# Automotive Eye Candy



## Steve244 (Jul 22, 2001)

Surf while you build.

I'm not sure which I like more, cars & girls, or concept cars... you decide.

Although there's always something nice about trucks.


----------



## Disco58 (Apr 10, 2011)

Steve244 said:


> Surf while you build.
> 
> I'm not sure which I like more, cars & girls, or concept cars... you decide.
> 
> Although there's always something nice about trucks.

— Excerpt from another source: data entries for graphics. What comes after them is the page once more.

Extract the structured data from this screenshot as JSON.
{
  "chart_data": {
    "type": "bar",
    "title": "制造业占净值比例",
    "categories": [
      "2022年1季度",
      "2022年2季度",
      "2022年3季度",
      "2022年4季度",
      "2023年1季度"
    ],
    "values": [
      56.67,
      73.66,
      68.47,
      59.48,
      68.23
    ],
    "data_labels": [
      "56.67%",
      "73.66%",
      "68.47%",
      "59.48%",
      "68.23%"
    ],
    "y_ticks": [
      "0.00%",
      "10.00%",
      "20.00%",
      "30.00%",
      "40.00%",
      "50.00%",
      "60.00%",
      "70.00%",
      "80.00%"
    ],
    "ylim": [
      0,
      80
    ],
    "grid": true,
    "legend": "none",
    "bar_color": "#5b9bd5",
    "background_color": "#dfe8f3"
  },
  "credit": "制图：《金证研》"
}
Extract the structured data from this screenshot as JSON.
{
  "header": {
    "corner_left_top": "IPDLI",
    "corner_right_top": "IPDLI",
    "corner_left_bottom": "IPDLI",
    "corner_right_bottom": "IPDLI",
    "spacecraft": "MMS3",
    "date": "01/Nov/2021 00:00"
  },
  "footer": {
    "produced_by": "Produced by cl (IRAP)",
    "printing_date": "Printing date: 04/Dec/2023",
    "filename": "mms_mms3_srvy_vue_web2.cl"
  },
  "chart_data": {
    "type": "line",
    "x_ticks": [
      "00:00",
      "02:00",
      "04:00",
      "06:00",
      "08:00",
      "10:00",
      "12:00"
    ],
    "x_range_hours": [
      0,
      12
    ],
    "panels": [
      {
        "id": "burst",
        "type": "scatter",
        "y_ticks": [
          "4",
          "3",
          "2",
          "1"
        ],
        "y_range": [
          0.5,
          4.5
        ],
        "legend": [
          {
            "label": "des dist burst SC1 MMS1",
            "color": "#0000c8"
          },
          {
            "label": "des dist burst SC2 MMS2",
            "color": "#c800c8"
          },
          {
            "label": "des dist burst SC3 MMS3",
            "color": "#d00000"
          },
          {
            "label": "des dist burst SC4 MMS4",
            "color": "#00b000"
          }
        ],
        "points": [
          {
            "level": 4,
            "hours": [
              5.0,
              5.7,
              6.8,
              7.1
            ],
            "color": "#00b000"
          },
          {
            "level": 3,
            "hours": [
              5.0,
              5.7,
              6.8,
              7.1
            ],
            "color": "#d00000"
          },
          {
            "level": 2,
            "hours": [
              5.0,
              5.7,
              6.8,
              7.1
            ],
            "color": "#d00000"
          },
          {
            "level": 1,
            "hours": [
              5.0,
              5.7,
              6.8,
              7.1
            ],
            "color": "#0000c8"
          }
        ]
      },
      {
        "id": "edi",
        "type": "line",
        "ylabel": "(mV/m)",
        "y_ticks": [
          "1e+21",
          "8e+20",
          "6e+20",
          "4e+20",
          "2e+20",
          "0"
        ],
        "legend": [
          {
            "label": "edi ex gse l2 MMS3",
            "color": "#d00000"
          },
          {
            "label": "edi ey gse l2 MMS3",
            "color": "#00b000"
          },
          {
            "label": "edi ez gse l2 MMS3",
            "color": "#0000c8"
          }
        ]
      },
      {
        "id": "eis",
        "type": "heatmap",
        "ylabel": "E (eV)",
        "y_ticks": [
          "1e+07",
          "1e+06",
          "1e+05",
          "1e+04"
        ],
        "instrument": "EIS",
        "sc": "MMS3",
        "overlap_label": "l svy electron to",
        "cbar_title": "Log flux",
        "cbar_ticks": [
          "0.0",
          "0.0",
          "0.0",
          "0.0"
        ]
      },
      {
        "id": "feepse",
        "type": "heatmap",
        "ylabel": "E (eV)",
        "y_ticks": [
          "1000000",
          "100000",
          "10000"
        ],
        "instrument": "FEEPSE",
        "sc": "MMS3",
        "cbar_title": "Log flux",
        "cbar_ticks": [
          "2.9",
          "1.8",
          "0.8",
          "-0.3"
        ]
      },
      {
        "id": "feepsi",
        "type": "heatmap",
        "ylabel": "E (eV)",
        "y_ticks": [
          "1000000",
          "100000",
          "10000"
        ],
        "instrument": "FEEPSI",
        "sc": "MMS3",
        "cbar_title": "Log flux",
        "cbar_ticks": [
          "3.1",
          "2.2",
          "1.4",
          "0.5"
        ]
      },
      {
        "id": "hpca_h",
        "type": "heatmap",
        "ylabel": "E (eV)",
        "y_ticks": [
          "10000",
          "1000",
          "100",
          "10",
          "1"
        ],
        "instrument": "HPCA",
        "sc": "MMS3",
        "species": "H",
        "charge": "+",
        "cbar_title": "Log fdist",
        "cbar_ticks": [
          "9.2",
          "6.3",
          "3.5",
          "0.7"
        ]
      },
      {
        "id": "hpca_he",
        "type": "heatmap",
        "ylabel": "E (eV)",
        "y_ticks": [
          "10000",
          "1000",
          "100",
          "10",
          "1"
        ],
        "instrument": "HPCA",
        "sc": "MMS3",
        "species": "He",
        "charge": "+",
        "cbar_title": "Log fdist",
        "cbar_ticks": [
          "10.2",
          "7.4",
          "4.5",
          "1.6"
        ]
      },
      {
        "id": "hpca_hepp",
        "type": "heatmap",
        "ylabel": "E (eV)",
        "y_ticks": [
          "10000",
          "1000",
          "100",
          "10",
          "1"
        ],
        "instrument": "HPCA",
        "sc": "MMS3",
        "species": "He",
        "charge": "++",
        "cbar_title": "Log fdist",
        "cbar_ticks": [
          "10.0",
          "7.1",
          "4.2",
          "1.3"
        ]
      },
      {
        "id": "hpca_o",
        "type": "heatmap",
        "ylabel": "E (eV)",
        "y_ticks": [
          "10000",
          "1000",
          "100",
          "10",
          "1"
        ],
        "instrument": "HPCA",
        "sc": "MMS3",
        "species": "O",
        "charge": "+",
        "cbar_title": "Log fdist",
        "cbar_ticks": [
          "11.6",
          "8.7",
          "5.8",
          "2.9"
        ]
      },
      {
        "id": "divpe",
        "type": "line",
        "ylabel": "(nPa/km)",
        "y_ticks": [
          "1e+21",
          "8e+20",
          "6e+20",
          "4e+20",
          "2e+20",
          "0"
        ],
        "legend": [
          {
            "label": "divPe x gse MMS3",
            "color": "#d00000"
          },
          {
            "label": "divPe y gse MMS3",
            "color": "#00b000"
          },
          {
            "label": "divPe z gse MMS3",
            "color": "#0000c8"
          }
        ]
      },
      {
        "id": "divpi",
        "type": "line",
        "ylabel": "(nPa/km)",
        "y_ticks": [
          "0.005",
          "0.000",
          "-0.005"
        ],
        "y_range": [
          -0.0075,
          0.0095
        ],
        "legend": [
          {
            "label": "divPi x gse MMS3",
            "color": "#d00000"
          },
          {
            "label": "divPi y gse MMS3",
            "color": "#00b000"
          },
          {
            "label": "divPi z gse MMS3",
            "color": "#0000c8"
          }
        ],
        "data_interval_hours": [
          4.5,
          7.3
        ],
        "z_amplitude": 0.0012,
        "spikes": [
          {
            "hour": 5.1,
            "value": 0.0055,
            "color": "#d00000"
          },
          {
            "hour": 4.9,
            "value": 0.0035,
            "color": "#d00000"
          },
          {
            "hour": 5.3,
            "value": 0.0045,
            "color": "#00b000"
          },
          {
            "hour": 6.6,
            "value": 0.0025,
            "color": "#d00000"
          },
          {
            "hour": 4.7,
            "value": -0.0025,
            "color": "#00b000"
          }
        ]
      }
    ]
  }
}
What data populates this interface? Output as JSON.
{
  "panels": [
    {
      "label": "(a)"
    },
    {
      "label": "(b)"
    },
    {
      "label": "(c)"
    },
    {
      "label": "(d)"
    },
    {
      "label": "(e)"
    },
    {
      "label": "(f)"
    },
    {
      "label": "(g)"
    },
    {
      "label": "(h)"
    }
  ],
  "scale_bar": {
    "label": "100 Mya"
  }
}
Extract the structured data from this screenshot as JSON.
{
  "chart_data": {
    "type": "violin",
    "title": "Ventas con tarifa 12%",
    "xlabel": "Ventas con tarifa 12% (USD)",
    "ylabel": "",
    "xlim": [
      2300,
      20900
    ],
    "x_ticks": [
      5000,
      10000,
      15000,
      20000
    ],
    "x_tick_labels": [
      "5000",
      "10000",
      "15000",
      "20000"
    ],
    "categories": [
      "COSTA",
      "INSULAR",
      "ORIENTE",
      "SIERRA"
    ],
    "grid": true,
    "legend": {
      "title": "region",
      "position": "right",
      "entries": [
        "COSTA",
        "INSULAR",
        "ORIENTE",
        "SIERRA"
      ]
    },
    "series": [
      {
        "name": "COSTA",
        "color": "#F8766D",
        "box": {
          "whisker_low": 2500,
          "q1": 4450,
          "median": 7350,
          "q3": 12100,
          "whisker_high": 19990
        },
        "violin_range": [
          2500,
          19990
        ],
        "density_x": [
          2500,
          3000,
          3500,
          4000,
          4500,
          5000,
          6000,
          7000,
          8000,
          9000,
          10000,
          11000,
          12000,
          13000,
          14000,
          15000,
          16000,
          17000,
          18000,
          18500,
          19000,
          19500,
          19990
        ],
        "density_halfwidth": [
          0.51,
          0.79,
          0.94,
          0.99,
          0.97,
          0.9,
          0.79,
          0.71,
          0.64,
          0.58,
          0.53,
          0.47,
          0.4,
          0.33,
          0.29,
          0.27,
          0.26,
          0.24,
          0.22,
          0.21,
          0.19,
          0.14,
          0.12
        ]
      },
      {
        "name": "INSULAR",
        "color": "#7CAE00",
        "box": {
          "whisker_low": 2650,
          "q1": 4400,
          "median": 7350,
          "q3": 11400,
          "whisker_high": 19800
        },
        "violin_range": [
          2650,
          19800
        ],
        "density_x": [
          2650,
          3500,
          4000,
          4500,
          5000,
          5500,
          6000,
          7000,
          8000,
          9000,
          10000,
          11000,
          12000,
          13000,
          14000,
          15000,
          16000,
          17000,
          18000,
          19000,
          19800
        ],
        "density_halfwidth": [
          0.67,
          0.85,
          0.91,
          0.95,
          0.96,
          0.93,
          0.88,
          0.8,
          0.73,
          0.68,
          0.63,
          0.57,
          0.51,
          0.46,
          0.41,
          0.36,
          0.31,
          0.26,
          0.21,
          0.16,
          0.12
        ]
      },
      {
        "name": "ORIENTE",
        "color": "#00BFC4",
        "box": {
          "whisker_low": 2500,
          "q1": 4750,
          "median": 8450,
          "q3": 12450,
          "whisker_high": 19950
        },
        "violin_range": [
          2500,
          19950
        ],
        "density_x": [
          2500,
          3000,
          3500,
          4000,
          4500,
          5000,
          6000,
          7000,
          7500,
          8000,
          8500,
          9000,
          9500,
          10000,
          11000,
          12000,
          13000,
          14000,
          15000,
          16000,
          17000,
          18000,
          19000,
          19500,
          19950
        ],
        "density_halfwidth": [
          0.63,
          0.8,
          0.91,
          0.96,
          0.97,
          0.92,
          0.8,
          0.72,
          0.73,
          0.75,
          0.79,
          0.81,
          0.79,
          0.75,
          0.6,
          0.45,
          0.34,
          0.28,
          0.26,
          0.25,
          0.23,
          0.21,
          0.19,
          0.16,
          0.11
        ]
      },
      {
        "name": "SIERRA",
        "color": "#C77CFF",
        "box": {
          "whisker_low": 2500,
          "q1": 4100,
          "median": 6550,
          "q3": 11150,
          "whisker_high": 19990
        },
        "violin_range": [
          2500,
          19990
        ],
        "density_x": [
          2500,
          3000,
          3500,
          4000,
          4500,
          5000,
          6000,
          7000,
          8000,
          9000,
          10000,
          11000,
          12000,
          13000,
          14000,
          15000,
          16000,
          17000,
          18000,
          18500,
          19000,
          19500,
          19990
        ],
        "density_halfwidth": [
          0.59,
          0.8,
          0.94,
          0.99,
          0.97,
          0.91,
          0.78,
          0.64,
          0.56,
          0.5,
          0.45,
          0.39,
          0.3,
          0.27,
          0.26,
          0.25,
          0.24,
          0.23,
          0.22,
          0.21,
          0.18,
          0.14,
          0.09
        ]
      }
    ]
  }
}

Interesting to see a the one sitting at the Iowa-80 truckstop, which is only about six or seven miles west of me in Walcott, IA, and I've been in it more times than I can count. I do believe it is as advertised, "The World's Largest Truckstop". In the 70's when I first got into trucking with my dad it was just a Standard Oil truckstop, albeit a very popular one. One thing that I think helped was that it sits on the north side of I-80, and if you were westbound it was on the right side, right off exit 284, and therefore closer. There was a Union 76 on the south side of I-80, but you'd have to turn left and cross over the highway. If you'd had a lot of coffee....The Quad Cities (Davenport and Bettendorf IA, and Moline and Rock Island IL) used to be THE agricultural/construction equipment manufacturing hub of the world, and a great deal of that equipment was trucked west to the corn and wheat fields. Over the years it has morphed into a massive entity, with a parking lot that boggles the mind. If you get stuck parking out in the north forty you just about need shuttle service to get to the main building. The museum/office building out back is bigger than the original truckstop. Hell, I think just the chrome store in the main building is bigger than the original truckstop!


----------



## steve123 (Feb 9, 2009)

Thanks for the links!


Steve


----------



## Steve244 (Jul 22, 2001)

Disco58 said:


> Interesting to see a the one sitting at the Iowa-80 truckstop, which is only about six or seven miles west of me in Walcott, IA, and I've been in it more times than I can count. I do believe it is as advertised, "The World's Largest Truckstop". In the 70's when I first got into trucking with my dad it was just a Standard Oil truckstop, albeit a very popular one. One thing that I think helped was that it sits on the north side of I-80, and if you were westbound it was on the right side, right off exit 284, and therefore closer. There was a Union 76 on the south side of I-80, but you'd have to turn left and cross over the highway. If you'd had a lot of coffee....The Quad Cities (Davenport and Bettendorf IA, and Moline and Rock Island IL) used to be THE agricultural/construction equipment manufacturing hub of the world, and a great deal of that equipment was trucked west to the corn and wheat fields. Over the years it has morphed into a massive entity, with a parking lot that boggles the mind. If you get stuck parking out in the north forty you just about need shuttle service to get to the main building. The museum/office building out back is bigger than the original truckstop. Hell, I think just the chrome store in the main building is bigger than the original truckstop!



That's pretty funny. I remember travelling I80 back in the 80s but I don't remember that truck stop. The one I do remember was in Wyoming. It was immortalized in a Tom Robbins' book and I made a point to stop there. Little America...

Must be something magical about big rigs and I80...


----------



## steve123 (Feb 9, 2009)

This is really a great link!

Thanks again, Steve


Steve


----------